How to analyze a 2500G dataset that cannot fit into R all at once?

stephenslab / susieR

R package for "sum of single effects" regression.

https://stephenslab.github.io/susieR

Other

174 stars 44 forks source link

How to analyze a 2500G dataset that cannot fit into R all at once? #120

Closed garyzhubc closed 3 years ago

garyzhubc commented 3 years ago

What to do with a 2500G pgen file that cannot fit into R all at once? The experiment on the paper did the analysis on a much smaller number of SNPs.

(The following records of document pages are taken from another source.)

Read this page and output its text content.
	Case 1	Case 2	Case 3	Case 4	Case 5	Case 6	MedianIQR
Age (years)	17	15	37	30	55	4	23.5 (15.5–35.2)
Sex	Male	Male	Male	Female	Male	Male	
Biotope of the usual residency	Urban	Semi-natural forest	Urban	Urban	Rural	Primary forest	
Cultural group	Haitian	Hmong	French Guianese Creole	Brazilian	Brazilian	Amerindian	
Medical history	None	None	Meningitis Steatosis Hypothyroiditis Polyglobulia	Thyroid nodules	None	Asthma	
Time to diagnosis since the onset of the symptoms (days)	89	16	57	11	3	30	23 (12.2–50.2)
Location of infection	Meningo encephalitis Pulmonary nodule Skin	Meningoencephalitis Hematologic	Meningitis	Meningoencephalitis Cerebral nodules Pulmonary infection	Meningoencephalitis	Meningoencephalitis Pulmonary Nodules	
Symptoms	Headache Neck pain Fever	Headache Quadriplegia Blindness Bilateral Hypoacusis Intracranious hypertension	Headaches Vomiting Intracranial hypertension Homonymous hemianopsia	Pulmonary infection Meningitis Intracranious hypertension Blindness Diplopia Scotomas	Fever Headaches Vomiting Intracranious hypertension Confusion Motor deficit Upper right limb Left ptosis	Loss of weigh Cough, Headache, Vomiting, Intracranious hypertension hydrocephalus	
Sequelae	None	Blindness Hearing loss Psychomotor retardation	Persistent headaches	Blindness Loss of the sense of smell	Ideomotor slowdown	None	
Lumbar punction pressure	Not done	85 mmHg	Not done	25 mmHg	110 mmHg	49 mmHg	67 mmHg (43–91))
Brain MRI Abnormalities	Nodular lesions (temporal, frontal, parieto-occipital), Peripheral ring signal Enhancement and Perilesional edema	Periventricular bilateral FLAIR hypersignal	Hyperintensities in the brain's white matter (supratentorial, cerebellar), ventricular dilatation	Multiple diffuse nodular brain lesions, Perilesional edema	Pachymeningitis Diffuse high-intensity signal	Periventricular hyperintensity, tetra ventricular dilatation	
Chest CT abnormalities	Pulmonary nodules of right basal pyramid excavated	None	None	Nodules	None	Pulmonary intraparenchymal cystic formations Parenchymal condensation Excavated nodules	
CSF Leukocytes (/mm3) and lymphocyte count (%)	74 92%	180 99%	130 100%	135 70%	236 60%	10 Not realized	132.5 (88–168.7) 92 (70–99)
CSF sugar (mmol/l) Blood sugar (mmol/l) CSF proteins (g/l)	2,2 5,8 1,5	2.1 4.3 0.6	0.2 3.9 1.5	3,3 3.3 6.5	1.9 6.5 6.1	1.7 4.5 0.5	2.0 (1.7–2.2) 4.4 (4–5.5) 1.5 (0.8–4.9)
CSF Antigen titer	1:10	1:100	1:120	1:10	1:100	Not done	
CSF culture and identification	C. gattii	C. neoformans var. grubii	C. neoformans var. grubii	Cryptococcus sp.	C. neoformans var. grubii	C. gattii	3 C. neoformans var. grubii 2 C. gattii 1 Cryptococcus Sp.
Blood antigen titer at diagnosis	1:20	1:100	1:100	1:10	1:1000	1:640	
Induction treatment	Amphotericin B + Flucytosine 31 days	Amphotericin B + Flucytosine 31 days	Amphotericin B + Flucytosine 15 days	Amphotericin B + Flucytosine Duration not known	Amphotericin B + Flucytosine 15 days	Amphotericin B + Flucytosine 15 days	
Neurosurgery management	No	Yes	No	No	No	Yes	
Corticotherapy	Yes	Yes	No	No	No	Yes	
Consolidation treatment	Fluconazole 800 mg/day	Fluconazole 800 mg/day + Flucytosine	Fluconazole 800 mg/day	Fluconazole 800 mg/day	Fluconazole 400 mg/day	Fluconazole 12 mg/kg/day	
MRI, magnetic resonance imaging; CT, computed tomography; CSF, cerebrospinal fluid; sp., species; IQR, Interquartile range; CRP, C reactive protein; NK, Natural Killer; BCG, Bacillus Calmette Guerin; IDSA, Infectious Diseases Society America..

Susie is asking for an R matrix but it will be too big to be loaded.

stephens999 commented 3 years ago

for fine mapping you should be looking at a small region of the genome... eg 1000s or 10k SNPs might be typical. So the short answer is that you need to break up the file into smaller regions

probalica19 commented 3 years ago

Hi @stephens999 ,

I am having the same problem as @garyzhubc , I am interested in a region that is a couple of megabases long, and I am working with a cohort of 500k. How should I proceed with loading data into R?

How do you recommend chunking the genotypic data? Should I go by the number of SNPs or by fixed ranges? Should my ranges overlap? What happens if SNPs from overlapping regions end up in different confidence sets?

Thank you!

Best, probalica

gaow commented 3 years ago

@probalica19 you can partition the genome to non-overlapping chunks with negligible LD between these chunks. See for example https://www.ncbi.nlm.nih.gov/pmc/articles/PMC4731402/. That partitions the European genome into 1700 chunks.

For large cohorts we suggest using sufficient statistics susieR::susie_suff_stat to reduce the complexity from a factor of N (500K) down to P . P should generally be smaller than N when you focus on common variants fine-mapping.